The Metropolitan Water District of Southern California expects to spend between $10 million and $15 million a year to address quagga mussel infestations in its 242-mile Colorado River aqueduct and reservoirs. The agency delivers water to 19 million people in Los Angeles and surrounding areas.
Ric DeLeon, the district's quagga mussel control coordinator, told U.S. lawmakers last year that the price tag for controlling the invasive species and their impact on business, the power industry, water companies and communities in the East is in the billions, and likely will soar in the West.
The increased costs are likely to drive up utility rates for consumers as systems are upgraded, divers spend more hours scraping mussels and researchers try to figure out just how the mussels behave and the impact they're making.
"Who is going to pay for that?" Baldwin said. "It ain't going to be Santa Claus; it's going to be the consumer."
At Hoover Dam, mussels first colonized intake towers and other structures.

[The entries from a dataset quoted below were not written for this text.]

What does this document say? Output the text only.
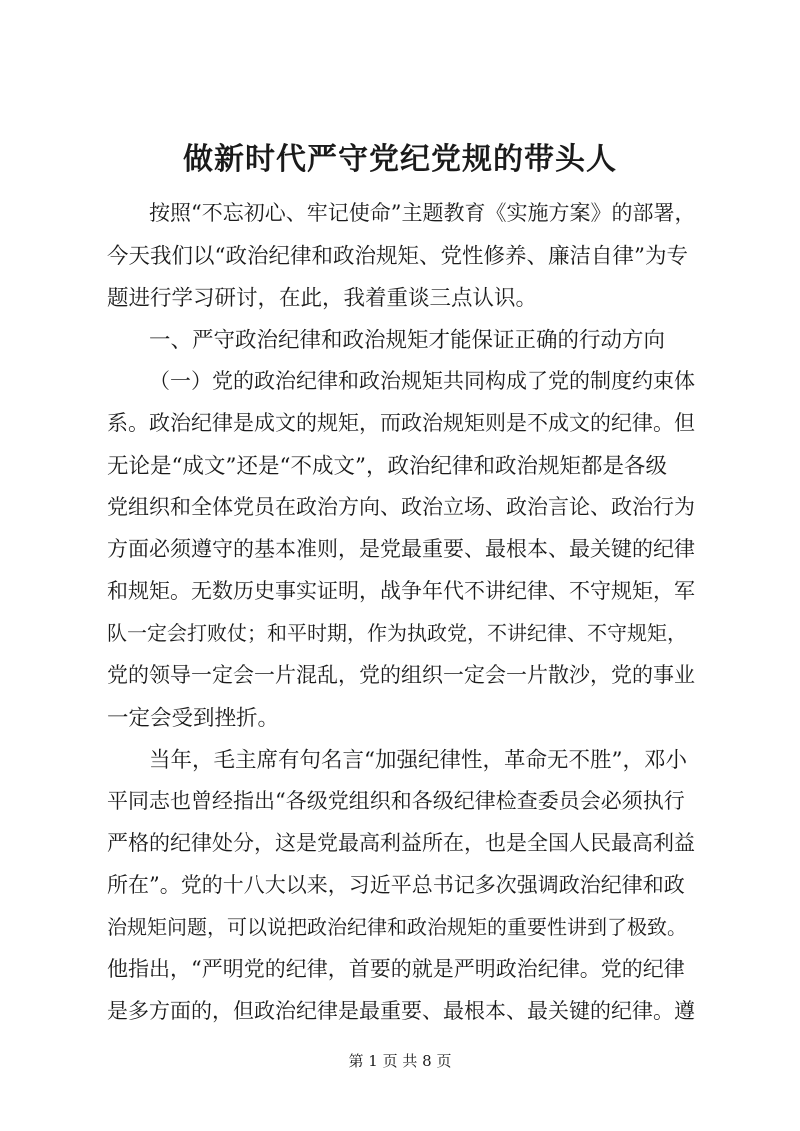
做新时代严守党纪党规的带头人
按照“不忘初心、牢记使命”主题教育《实施方案》的部署，
今天我们以“政治纪律和政治规矩、党性修养、廉洁自律”为专
题进行学习研讨，在此，我着重谈三点认识。
一、严守政治纪律和政治规矩才能保证正确的行动方向
（一）党的政治纪律和政治规矩共同构成了党的制度约束体
系。政治纪律是成文的规矩，而政治规矩则是不成文的纪律。但
无论是“成文”还是“不成文”，政治纪律和政治规矩都是各级
党组织和全体党员在政治方向、政治立场、政治言论、政治行为
方面必须遵守的基本准则，是党最重要、最根本、最关键的纪律
和规矩。无数历史事实证明，战争年代不讲纪律、不守规矩，军
队一定会打败仗；和平时期，作为执政党，不讲纪律、不守规矩，
党的领导一定会一片混乱，党的组织一定会一片散沙，党的事业
一定会受到挫折。
当年，毛主席有句名言“加强纪律性，革命无不胜”，邓小
平同志也曾经指出“各级党组织和各级纪律检查委员会必须执行
严格的纪律处分，这是党最高利益所在，也是全国人民最高利益
所在”。党的十八大以来，习近平总书记多次强调政治纪律和政
治规矩问题，可以说把政治纪律和政治规矩的重要性讲到了极致。
他指出，“严明党的纪律，首要的就是严明政治纪律。党的纪律
是多方面的，但政治纪律是最重要、最根本、最关键的纪律。遵
第 1 页 共 8 页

What started off as one or two mussels every square foot has increased to 55,000 mussels in the same space, said Leonard Willett, the lower Colorado River mussel coordinator for the U.S. Bureau of Reclamation.
The mussels also are in pipes that cool generators, compressors and transformers, which could disrupt operations.
One of the infestation's side effects has been that the mussels can affect water quality and clarity. That's a major concern at Lake Tahoe on the border of California and Nevada.
From May 1 to July 8, some 6,300 boats were inspected at the lake, known for its pristine waters. Of those, 470 were decontaminated, and 10 found to have mussels never were launched. Jeff Cowen, a spokesman for the Tahoe Regional Planning Agency, said an infestation of mussels at the lake would mean an economic loss of $22 million a year.
Recreation areas are focusing on educating boaters, using slogans such as "Don't move a mussel," "Stop aquatic hitchhikers," and "Drain, clean and dry." Bryan Moore, a biologist at Lake Mead, said most boaters are cooperative.
"They definitely don't want to be the person who spread it to another lake," he said.